Strong fundamentals and a diversified economy are keeping concerns at bay in Dubai, despite a potential cooling of investor sentiment across the region and weakening global conditions.
Dubai announced a balanced budget for 2015 at the start of January, as it plans to increase spending by 9% year-on-year, with spending and revenues both projected at Dh41bn ($11.2bn), according to an official statement. The absence of a budget deficit – the first time since the global financial crisis – is expected to boost business activity and further stimulate the economy.
Growth is expected to accelerate in 2015 to reach 4.5%, according to Mohammed Lahouel, chief economist at Dubai’s Department of Economic Development (DED), speaking in December. Real estate, manufacturing and the services sectors will be the largest contributors to growth while estimates for GDP growth in 2014 stand at 4%, slightly lower than the 2013 performance of 4.6%.
Speaking at the release of the UAE Economic Outlook 2015 report, Lahouel added that the sharp drop in oil prices may have mixed effects on the Dubai economy. One benefit may come as transportation costs retreat but the negative impact of lower oil prices may be manifested through lower trade volumes through Dubai, especially driven by oil producers in the Middle East, Africa and Russia.
The Emirate’s lower exposure to hydrocarbons as a source of revenue will help cushion any fall. Unlike its neighbours oil revenue is projected to contribute only 4% of Dubai’s revenues, according to the finance department. At the same time, economic activity ahead of World Expo 2020 has the potential to mitigate falling oil prices, thanks to investments from the private sector, say economists.

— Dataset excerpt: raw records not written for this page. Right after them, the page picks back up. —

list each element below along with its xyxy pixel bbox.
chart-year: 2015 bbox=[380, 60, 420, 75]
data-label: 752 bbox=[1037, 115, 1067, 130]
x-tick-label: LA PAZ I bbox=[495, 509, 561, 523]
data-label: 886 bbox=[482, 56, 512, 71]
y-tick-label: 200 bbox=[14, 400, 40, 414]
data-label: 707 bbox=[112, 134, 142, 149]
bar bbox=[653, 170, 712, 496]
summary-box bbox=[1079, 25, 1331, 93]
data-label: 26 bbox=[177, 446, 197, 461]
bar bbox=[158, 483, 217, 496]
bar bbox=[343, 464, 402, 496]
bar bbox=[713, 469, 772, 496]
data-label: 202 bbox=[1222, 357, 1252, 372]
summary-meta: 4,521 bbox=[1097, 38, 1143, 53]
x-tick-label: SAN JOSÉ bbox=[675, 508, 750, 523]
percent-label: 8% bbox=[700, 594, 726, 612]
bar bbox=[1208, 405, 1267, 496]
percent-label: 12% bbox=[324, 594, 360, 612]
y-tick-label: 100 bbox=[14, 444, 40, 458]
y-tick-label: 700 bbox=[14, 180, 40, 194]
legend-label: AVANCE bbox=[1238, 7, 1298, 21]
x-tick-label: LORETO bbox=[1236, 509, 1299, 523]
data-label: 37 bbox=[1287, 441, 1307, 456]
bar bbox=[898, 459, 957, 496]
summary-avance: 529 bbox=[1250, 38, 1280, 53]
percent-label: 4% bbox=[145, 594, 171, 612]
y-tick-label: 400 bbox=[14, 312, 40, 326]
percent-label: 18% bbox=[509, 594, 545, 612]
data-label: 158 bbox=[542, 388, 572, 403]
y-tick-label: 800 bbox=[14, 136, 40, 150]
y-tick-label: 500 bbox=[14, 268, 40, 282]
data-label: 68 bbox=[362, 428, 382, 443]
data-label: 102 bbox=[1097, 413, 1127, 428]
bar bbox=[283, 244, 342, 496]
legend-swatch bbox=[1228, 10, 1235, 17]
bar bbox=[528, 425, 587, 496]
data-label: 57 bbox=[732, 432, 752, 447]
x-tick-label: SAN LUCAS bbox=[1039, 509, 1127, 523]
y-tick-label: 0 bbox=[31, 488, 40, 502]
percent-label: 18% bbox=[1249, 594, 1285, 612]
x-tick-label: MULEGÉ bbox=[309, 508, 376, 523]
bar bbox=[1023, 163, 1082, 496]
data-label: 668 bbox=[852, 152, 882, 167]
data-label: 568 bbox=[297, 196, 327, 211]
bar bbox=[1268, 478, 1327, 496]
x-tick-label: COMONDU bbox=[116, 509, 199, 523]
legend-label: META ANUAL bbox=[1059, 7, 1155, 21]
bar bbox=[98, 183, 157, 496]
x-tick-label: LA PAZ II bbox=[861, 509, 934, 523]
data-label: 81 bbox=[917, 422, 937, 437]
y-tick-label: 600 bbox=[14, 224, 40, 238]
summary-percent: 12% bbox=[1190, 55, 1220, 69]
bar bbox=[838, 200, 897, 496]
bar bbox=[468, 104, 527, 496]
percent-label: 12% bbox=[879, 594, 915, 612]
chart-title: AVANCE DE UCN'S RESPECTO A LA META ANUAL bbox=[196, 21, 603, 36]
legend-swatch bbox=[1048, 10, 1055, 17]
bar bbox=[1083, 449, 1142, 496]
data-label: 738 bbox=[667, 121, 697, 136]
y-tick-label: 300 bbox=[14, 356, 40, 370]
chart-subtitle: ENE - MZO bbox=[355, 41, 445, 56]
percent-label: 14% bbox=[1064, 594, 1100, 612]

Nonetheless, concerns over the impact of oil prices have spilled over into the local stock exchange, with property, banking and transport stocks all plunging. Investors fear that reduced oil and gas revenues may prompt governments and the private sector across the region to scale back investment programmes and spending.
By mid-December the market’s main index had shed all the gains made during the year, having been up almost 60% in May from the opening of trading in January. Analysts felt the sell-off was an overreaction, which would likely result in a correction. Indeed, the Dubai Financial Market General Index (DFMGI) climbed at the end of December.
Restored confidence could see renewed interest in Dubai banking stocks, with the emirate’s lenders seen as well capitalised, having booked solid earnings during the year. The banking sector’s outlook for 2015 is positive, with a report by Moody’s stating that strong growth in Dubai’s diversified economy is likely to fuel expansion of credit demand of 7-10% in 2015.
Expanding public transport continues to be a priority for Dubai with 13% of the 2015 budget allocated to infrastructure spending. Extensions to the metro, a new airport and increasing use of marine transport all aim to improve connectivity and promote additional use of public transport.
The government committed to boost state spending by 11% in 2014, with much of the increased outlays directed to new or ongoing infrastructure developments. Tenders for infrastructure developments to be undertaken for the World Expo 2020 are expected to be issued in the first quarter of 2015 with overall investment likely to fall between $6.2bn and $8.7bn, according to officials.
Property market remains strong
The construction and real estate sectors are expected to be drivers of growth in 2015. Real estate prices have surged in the past two years, with average prices climbing 18% in 2014 according to real estate consultant CBRE. Soaring rents and housing costs have been the primary driver of inflation in 2014, according to government officials. This prompted the UAE Central Bank to issue a warning in June of an overheating real estate market and concerns over a property bubble.
However, the market started to cool in the latter half of 2014 with residential sale prices rising just 3% in the third quarter and 2% in the fourth while rental prices were nearly flat, after rising 7% throughout the year, said CBRE in December. According to data issued by real estate consultancy Frank Knight, mainstream residential prices eased by 5.2% in the third quarter for properties under Dh10m ($1.4m).
In the office segment, rents rose 44% in the 12 months to mid-December, according to real estate firm Cluttons. The increased costs were fuelled by rising demand, led by strong interest from companies in banking and financial services, real estate and aviation, said the firm. There was also increased demand for industrial and warehouse space, with costs rising at leading industrial sites across the emirate, with year-on-year rents up by almost 30%.
Even though concerns over oil prices continue to worry investors, Dubai has started the year with reassurance that its economy is in a strong position to ride out any potential obstacles in 2015.